Bütün insanlığın gözleri önünde, her gün yeniden kanayan bir yara. İsrail’in katliamları yalnızca binaları yıkmıyor; yüzyılların hafızasını, vicdanları ve insanlığı da yerle bir ediyor. Bombaların hedefi sadece bir şehir değil; çocukların hayalleri, annelerin duaları, babaların umudu. Hayatta kalanlar ise bu defa başka bir ölümle yüz yüze: Açlık ve sefalet.
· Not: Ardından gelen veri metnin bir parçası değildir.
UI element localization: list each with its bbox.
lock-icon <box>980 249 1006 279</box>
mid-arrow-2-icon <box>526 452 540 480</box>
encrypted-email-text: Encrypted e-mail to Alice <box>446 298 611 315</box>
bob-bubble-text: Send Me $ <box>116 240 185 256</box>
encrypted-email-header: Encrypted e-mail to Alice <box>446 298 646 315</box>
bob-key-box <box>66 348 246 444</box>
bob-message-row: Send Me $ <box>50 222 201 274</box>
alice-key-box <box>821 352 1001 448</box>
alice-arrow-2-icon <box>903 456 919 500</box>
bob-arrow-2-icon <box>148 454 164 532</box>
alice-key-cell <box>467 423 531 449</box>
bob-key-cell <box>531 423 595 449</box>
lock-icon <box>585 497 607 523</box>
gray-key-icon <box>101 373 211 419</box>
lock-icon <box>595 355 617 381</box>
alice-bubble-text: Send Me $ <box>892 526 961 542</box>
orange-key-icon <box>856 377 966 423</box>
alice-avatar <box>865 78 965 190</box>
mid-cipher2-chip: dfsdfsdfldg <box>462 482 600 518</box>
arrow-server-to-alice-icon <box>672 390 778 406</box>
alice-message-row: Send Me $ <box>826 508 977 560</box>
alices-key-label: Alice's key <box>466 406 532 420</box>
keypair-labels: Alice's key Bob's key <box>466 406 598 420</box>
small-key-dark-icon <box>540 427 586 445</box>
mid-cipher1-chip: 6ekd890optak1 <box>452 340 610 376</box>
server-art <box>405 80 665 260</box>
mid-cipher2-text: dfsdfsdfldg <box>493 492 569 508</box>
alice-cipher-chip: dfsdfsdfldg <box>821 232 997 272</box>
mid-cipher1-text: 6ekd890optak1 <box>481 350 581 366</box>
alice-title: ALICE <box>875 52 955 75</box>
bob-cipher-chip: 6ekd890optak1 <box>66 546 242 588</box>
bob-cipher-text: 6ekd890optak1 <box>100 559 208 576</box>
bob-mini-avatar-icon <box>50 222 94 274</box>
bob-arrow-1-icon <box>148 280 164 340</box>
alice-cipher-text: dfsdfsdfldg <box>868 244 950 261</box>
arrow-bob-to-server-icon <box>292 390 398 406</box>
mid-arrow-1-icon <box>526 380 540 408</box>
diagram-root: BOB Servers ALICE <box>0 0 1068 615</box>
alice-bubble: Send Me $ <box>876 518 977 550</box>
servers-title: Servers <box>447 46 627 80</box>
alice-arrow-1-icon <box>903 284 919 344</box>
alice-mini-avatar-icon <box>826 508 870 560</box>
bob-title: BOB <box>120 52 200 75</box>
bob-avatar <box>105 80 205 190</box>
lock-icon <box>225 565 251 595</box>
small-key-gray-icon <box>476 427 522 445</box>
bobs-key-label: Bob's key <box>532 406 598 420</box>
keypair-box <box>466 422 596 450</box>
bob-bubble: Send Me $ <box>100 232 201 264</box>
Düşünün, 21. yüzyılda, dünyanın gözü önünde, insanlar bir dilim ekmek bulamadığı için ölüyor. Açlıktan bir deri bir kemik kalmış çocukların görüntüleri, sadece kalpleri dağlamıyor; aynı zamanda insanlığın iflasını belgeliyor. Ne yazık ki dünya seyrediyor. Uluslararası örgütler, sözde insan hakları savunucuları, Batı’nın büyük güçleri, sessiz. Onlar için Gazze’deki çocukların canı, kendi çıkar hesaplarının gölgesinde hiçbir anlam ifade etmiyor. Daha acısı ise; Müslüman coğrafyanın da bu zulüm karşısında yekvücut bir duruş sergileyememesi. Oysa Resûlullah’ın şu uyarısı bize bir yol göstermiyor mu? “Komşusu açken tok yatan bizden değildir.”
Bu hadis, bir Müslüman’ın sorumluluk alanını sadece yan dairesindeki komşuyla sınırlamaz. Komşu, dünyanın neresinde olursa olsun aç olan herkestir. Din, dil, ırk fark etmeksizin, insan açsa; o bizim de sorunumuzdur. Ama bugün Gazze’de kardeşlerimiz açlıktan kıvranırken, biz sofralarımızda israfın gölgesinde yaşıyoruz. Orada bir çocuk açlıktan gözlerini hayata kapatırken, biz burada çoğu zaman televizyon karşısında bu dramı izlemekle yetiniyoruz. Bu nasıl bir çelişki? Bu nasıl bir kardeşlik anlayışı?
Her geçen gün sosyal medyaya düşen fotoğraflar, sadece birer “görüntü” değil; bize yöneltilmiş birer “soru” aslında. O çocukların bakışları adeta şunu haykırıyor: “Neredesiniz? Bizi niçin yalnız bırakıyorsunuz?”
Gazze’de yaşanan açlık, sadece Filistin’in değil; ümmetin imtihanıdır. Orada açlıktan ölen her çocuk, bizim imtihanımızdır. Ve biz bu imtihanda ne yazık ki sınıfta kalıyoruz. Müslüman olmanın gereği, kardeşine sahip çıkmaktır. Ama biz sahip çıkmıyor, duyarsızlaşıyoruz. Oysa yapabileceğimiz çok şey var. Dua etmek elbette önemlidir; ama dua, gayretle birleşmediği sürece tek başına eksik kalır. Maddi yardım, insani destek, sesimizi yükseltmek, zulmü haykırmak… Bunların hepsi yapılabilir, yapılmalıdır.
Bugün Gazze sadece Filistinlilerin değil, bütün insanlığın vicdanıdır. Orada açlıktan ağlayan bir çocuk, aslında bize insanlığımızı hatırlatıyor. Biz ya bu çağrıya kulak vereceğiz, ya da tarih bizi “suskunlar” arasında yazacak. Unutmamalıyız ki: Gazze’nin çığlığı, bizim insanlık sınavımızdır. Ya insan kalacağız, ya da insanlığımızı kaybedeceğiz.